Friday, December 27, 2013

On Christmas

A few days after the big celebration and even longer since I've last written here, I've settled back home in Sydney after Christmas in Cootamundra. This Christmas was unlike any I've had previously, and not just because it was beer in the pool rather than hot cider by the fire.

Lots of things were the same. Too much food, lots of laughter, excitement for presents and impatience from excitement. Family was celebrated and conversation was, mostly, light. But instead of being with my own family, I was with a new one. One that has taken me in and made me feel perfectly at home and perfectly welcome, but with the traditions abounding, I was reminded that they are not, in fact, mine. Christmas was disconnected.

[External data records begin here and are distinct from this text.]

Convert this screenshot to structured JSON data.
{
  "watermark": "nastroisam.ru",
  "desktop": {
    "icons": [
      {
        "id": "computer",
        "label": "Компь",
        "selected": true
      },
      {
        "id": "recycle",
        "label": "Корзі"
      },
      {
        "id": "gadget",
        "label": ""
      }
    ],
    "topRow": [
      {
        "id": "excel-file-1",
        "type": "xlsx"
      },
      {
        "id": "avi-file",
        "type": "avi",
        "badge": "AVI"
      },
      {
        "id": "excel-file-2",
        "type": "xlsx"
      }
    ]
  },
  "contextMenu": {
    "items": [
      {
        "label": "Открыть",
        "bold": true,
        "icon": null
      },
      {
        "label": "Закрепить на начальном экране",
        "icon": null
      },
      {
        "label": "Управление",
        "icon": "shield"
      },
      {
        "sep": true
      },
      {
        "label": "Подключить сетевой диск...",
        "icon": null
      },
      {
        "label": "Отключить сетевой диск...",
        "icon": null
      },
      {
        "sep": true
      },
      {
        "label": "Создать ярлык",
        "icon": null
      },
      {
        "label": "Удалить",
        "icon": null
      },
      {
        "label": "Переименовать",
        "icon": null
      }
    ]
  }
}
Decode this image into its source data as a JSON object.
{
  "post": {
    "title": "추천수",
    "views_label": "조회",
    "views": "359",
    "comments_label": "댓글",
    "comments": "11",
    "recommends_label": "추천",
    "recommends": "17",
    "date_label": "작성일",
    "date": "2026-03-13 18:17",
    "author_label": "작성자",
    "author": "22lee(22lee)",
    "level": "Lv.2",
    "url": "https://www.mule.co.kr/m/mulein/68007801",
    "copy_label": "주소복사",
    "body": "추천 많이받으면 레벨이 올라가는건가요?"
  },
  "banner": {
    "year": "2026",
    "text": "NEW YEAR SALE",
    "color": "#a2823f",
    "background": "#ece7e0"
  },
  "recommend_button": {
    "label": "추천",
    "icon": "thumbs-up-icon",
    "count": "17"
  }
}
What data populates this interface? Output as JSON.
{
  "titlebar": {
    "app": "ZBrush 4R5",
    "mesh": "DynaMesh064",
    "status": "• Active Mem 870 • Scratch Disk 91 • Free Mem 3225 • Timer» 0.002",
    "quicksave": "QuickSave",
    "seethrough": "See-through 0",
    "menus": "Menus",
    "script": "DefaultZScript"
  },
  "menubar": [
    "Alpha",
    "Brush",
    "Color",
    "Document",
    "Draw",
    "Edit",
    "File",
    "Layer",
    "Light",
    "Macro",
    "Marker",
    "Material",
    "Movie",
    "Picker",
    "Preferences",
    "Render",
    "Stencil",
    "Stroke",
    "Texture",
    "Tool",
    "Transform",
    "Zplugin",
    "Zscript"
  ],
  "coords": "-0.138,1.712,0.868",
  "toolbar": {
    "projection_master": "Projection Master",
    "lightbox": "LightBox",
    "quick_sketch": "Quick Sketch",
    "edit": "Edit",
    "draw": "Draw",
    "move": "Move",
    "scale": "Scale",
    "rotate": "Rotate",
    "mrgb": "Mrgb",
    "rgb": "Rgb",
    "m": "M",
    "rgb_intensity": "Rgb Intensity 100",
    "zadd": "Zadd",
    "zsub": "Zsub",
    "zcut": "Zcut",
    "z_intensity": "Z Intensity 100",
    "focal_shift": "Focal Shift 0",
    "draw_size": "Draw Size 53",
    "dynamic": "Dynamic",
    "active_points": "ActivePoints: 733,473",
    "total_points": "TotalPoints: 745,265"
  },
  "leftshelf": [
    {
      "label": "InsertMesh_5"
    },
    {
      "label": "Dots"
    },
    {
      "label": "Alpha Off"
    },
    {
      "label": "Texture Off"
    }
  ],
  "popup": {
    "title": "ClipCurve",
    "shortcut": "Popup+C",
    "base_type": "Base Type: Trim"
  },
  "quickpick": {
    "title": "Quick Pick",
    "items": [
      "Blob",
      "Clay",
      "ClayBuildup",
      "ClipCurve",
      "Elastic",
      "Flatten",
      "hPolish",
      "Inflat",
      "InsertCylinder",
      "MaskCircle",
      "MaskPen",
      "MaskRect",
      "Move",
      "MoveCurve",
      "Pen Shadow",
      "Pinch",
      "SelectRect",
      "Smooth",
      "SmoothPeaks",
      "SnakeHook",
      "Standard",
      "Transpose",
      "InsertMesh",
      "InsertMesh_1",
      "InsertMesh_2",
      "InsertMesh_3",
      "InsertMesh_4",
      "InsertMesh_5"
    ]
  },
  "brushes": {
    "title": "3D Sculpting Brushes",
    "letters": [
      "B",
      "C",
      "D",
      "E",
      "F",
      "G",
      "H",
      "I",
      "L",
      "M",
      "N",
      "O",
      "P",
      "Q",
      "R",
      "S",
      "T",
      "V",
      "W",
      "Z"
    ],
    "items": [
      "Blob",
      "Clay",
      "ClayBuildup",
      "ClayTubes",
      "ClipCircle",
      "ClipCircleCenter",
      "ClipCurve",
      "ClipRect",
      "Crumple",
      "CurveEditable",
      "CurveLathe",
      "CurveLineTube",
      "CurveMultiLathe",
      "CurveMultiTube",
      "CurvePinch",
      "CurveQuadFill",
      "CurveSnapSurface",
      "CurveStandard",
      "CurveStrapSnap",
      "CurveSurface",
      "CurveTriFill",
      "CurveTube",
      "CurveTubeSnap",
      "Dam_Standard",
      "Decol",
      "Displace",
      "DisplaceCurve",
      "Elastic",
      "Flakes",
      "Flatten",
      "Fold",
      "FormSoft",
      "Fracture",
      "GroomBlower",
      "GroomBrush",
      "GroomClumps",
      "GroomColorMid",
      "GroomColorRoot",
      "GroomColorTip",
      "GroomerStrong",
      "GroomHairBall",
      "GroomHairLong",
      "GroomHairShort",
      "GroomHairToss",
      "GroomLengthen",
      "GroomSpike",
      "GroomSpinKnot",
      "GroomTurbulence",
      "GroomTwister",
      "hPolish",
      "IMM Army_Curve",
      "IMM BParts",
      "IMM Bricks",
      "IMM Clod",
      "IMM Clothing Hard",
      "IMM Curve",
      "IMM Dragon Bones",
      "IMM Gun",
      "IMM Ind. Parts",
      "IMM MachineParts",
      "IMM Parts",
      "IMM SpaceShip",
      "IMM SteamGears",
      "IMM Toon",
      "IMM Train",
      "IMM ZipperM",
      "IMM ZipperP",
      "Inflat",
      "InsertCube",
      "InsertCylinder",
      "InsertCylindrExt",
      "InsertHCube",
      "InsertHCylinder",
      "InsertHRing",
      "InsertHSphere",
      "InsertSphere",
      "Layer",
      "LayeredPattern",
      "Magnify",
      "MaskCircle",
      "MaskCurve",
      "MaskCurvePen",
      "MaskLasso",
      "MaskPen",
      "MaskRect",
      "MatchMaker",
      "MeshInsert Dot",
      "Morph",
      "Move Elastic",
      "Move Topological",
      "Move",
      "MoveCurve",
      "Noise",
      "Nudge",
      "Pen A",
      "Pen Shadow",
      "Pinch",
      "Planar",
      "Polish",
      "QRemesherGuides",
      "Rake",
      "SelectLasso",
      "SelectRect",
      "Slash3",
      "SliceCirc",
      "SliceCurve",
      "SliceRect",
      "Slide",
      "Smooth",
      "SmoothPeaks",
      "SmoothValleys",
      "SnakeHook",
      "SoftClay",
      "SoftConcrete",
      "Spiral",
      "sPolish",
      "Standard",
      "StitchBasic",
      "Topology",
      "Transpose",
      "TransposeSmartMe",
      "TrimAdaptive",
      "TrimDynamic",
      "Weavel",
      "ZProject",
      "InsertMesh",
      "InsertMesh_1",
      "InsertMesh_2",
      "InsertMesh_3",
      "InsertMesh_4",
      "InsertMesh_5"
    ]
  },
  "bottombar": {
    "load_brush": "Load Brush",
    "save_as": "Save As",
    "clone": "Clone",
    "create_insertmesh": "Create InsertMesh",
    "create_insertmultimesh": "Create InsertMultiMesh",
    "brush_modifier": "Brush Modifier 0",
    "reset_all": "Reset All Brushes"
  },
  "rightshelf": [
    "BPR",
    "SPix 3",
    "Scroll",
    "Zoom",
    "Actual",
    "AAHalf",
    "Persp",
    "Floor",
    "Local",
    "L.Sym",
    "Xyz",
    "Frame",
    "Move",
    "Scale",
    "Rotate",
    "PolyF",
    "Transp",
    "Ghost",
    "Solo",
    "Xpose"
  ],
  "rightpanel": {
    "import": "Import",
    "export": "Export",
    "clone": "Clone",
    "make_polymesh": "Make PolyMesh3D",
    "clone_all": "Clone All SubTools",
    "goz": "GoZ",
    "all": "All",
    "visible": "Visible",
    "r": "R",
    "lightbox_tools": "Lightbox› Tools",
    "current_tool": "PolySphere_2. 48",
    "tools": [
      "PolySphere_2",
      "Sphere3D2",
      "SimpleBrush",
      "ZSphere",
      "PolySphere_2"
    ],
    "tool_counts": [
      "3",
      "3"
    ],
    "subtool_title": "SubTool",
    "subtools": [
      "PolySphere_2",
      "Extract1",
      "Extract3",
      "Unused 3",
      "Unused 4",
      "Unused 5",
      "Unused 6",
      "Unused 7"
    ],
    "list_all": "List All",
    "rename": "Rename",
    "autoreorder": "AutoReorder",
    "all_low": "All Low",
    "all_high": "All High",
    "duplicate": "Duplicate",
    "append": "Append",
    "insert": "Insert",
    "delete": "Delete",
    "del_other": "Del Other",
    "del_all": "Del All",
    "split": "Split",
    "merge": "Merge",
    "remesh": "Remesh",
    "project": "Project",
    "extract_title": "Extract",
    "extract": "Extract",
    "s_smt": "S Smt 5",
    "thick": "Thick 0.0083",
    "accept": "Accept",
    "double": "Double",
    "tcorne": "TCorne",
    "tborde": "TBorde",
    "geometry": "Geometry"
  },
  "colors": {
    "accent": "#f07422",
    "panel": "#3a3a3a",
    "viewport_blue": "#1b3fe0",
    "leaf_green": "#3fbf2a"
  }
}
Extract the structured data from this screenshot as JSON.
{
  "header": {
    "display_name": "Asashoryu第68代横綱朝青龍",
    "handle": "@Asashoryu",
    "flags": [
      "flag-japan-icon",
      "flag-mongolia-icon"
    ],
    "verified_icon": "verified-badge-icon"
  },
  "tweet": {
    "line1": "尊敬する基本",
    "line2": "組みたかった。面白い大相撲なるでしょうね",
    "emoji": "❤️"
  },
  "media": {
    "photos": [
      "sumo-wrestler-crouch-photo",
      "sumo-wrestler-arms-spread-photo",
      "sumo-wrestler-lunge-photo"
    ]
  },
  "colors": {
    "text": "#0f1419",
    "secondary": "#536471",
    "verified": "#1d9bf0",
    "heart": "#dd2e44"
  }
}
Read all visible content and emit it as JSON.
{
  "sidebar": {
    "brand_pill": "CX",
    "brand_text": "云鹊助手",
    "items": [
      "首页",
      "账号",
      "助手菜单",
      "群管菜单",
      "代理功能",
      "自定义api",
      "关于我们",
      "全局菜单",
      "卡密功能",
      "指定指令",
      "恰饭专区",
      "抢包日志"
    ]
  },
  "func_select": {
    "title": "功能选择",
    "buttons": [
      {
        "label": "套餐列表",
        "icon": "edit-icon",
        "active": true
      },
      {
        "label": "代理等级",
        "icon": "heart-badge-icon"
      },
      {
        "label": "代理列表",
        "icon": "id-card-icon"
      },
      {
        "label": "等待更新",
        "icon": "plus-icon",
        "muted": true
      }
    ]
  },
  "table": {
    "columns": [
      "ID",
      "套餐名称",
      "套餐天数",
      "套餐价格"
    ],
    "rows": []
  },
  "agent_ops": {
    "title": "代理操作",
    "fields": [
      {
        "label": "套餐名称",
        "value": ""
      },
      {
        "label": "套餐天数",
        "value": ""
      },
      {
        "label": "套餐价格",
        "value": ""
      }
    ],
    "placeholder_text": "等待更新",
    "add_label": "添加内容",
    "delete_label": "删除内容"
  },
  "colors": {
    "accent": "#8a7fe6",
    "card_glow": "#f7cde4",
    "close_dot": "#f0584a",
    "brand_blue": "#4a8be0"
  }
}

I spent the morning opening gifts from both my families, host and biological. I slipped away quietly during tea and spent an hour Skyping with my family back in Georgia, for whom it was still Christmas Eve, before rejoining the Australia Christmas. I went to bed exhausted and content, but also sad in a profoundly new way. Celebrating Christmas this year was a stunning reminder that for me, this season is not nearly as much about the traditions or the locations or even the people with whom it's spent as it is about the One I am celebrating. But even with this knowledge in hand, the insignificant things still matter. And the holiday season half a world away from one's family can be a discombobulating thing.

Moving to Australia is a marvelous thing. It carries opportunities and adventures unmatched by any other I've had in my soon-to-be 24 years. But it also carries a heaviness, a bittersweet acknowledgement that new hello's do not exist without gravitational goodbye's. As the 12 days of Christmas count down and a monumental year approaches, I am joyful beyond compare, but I miss my family. And I am learning that the two things are strange puzzles pieces. They might not fit together easily, but they are both essential corners. Unless I have both, I won't see my big picture clearly. And it's a picture I desperately want to see.

A very Merry Christmas, from Australia to wherever you are. May your 2014 ring in with a resounding yes for whatever path you are choosing. The things that matter, the people that matter, the places that matter, you will carry with you.